Эта гордая формула очень облегчает суровые поиски правды, производимые за чашкой чая с сухариками, в приятном обществе, за пределами досягаемости ЧК».
Тем не менее в конце того же 1921 года гордая формула и суровые поиски привели правдолюбца He-Букву в Берлин, где он примкнул к группе «Смена вех», сошелся с А. Н. Толстым и принялся писать для созданной при участии ЧК «Накануне», превосходя развязностью письма всю берлинскую журналистскую братию.
Так, например, когда приехавший в мае 1922 года в Берлин Есенин написал по просьбе Ященко автобиографию и тот ее слегка отредактировал, смягчив самые острые места, не кто иной, как ведущий фельетонист «Накануне» Василевский-Не-Буква с удовольствием восполнил в своем издании скандальные купюры: «Но вот, мне доставлена в
подлиннике(выделено He-Буквой) автобиография С. Есенина, и, сличая оригинал с напечатанным, я вижу, что так называемые „колючие“ места в ней – безжалостно выпущены редакцией.
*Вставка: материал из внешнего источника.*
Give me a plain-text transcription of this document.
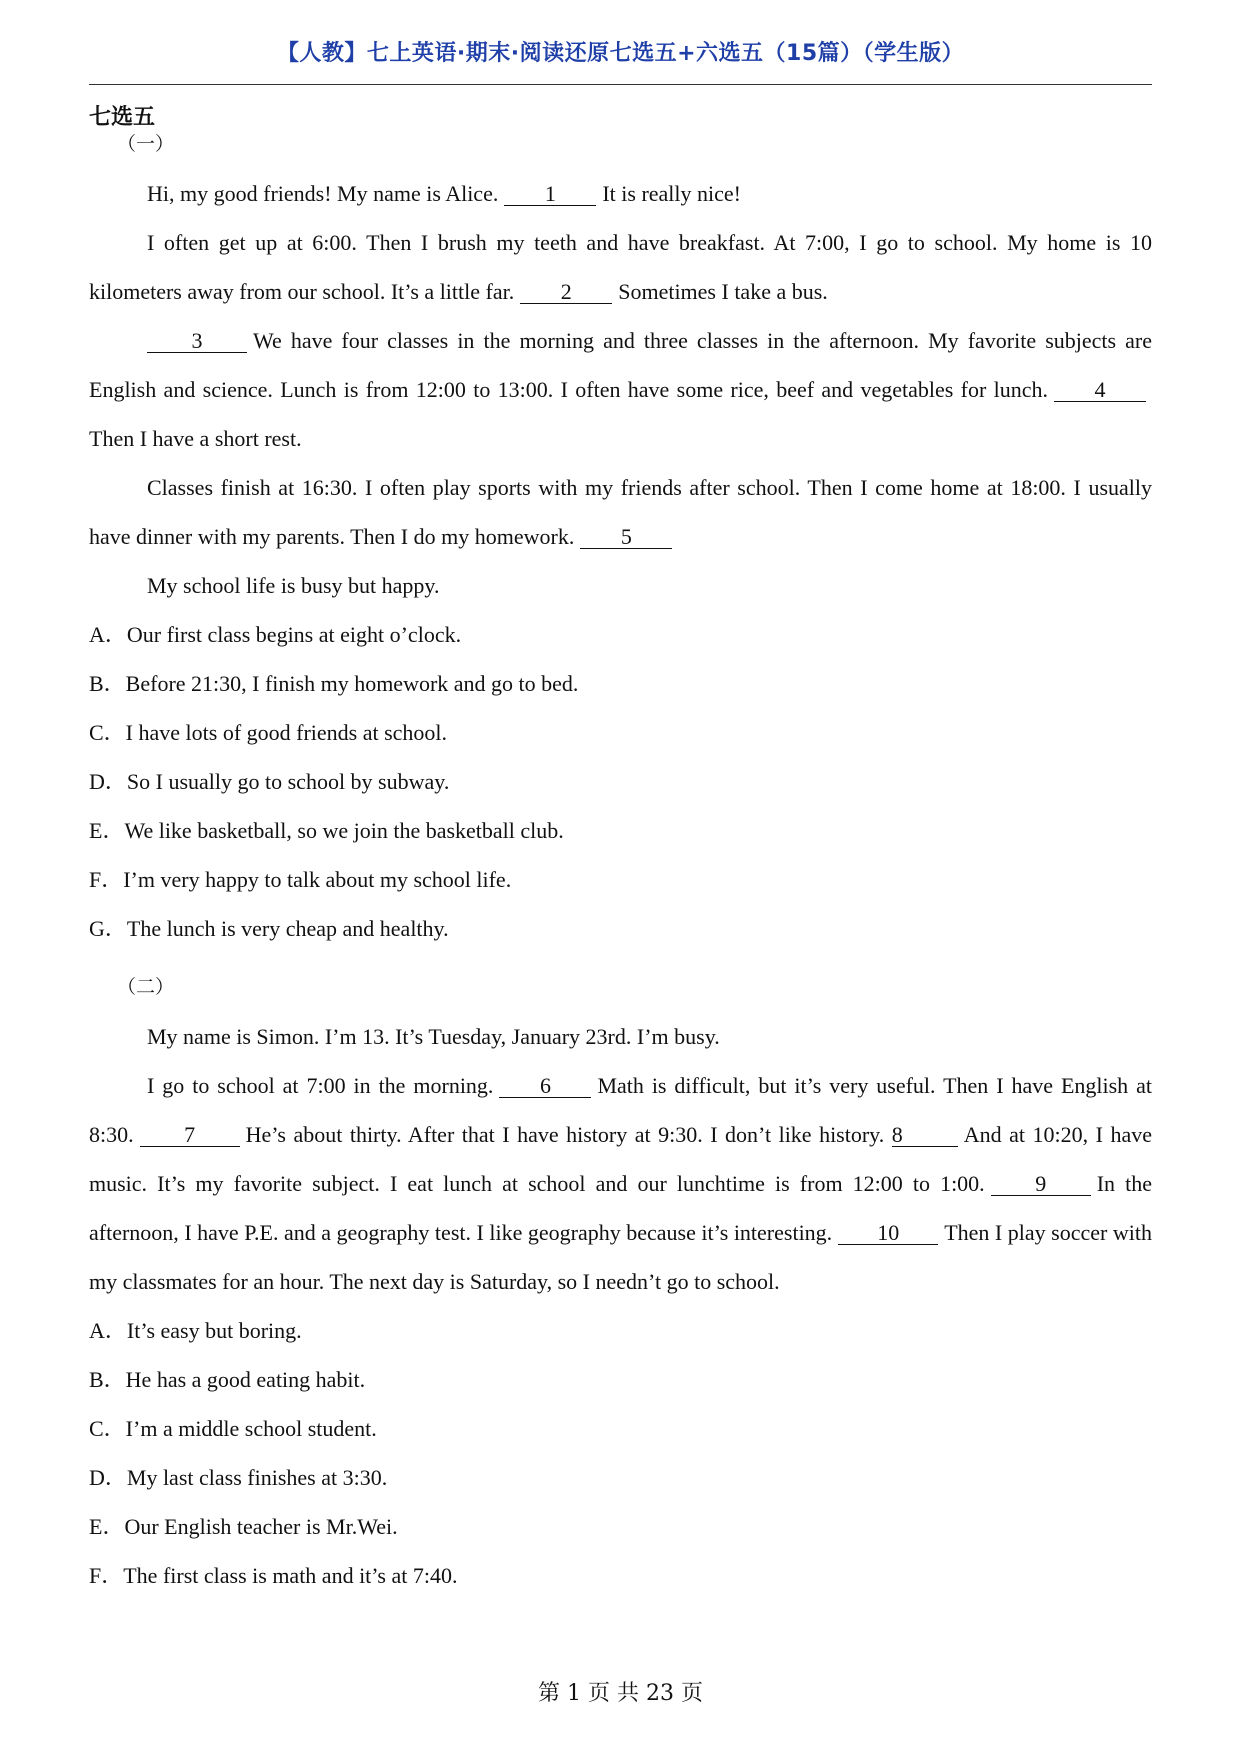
【人教】七上英语·期末·阅读还原七选五+六选五（15篇）（学生版）
七选五

（一）

Hi, my good friends! My name is Alice. 1 It is really nice!

I often get up at 6:00. Then I brush my teeth and have breakfast. At 7:00, I go to school. My home is 10 kilometers away from our school. It’s a little far. 2 Sometimes I take a bus.

3 We have four classes in the morning and three classes in the afternoon. My favorite subjects are English and science. Lunch is from 12:00 to 13:00. I often have some rice, beef and vegetables for lunch. 4Then I have a short rest.

Classes finish at 16:30. I often play sports with my friends after school. Then I come home at 18:00. I usually have dinner with my parents. Then I do my homework. 5

My school life is busy but happy.

A．Our first class begins at eight o’clock.

B．Before 21:30, I finish my homework and go to bed.

C．I have lots of good friends at school.

D．So I usually go to school by subway.

E．We like basketball, so we join the basketball club.

F．I’m very happy to talk about my school life.

G．The lunch is very cheap and healthy.

（二）

My name is Simon. I’m 13. It’s Tuesday, January 23rd. I’m busy.

I go to school at 7:00 in the morning. 6 Math is difficult, but it’s very useful. Then I have English at 8:30. 7 He’s about thirty. After that I have history at 9:30. I don’t like history. 8	And at 10:20, I have music. It’s my favorite subject. I eat lunch at school and our lunchtime is from 12:00 to 1:00. 9 In the afternoon, I have P.E. and a geography test. I like geography because it’s interesting. 10 Then I play soccer with my classmates for an hour. The next day is Saturday, so I needn’t go to school.

A．It’s easy but boring.

B．He has a good eating habit.

C．I’m a middle school student.

D．My last class finishes at 3:30.

E．Our English teacher is Mr.Wei.

F．The first class is math and it’s at 7:40.

第 1 页 共 23 页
Пропущена фраза Есенина: „Терпеть не могу патриарха Тихона“, пропущено описание того, как к Есенину пришли гости, и, так как не было щепок, то самовар поставили, расколов для этого две иконы, и „мой друг не мог пить этого чая“» [165].
Осенью 1922 года в пору острого конфликта между Алексеем Толстым и Ильей Эренбургом именно Василевский по поручению красного графа лупил его бывшего и будущего друга, а в ту пору непримиримого врага.
«Меня очень весело ненавидят. Вчера была здесь обо мне большущая статья в „Накануне“ некого Василевского, – писал Эренбург Елизавете Полонской. – Предлагает бить меня по морде костью от окорока. По сему случаю Василевского и Толстого хотят откуда-то исключать и прочее, а я веселюсь – в полное семейное удовольствие, сказал бы Зощенко» [31].
Статья «некого Василевского» называлась «Тартарен из Таганрога», была груба и неостроумна, хотя потуги на остроумие в ней имелись:
«Мало била его мулатка в кафе. Еще бы. Ломтями ростбифа надумала по щекам шлепать. Тут ветчина нужна, окорок с костью и этого мало, – писал Не-Буква, адресуясь не то к герою Эренбурга, не то к самому автору. – Перед нами или безнадежно лишенный своего стиля и своих слов имитатор, графомански плодовитый коммивояжер, кривляющийся на разные лады суетливый „Тартарен из Таганрога“, или и впрямь больной, которого надо лечить, от души пожалев его и по-человеческому пожелав ему скорейшего и радикального выздоровления» [115; 45].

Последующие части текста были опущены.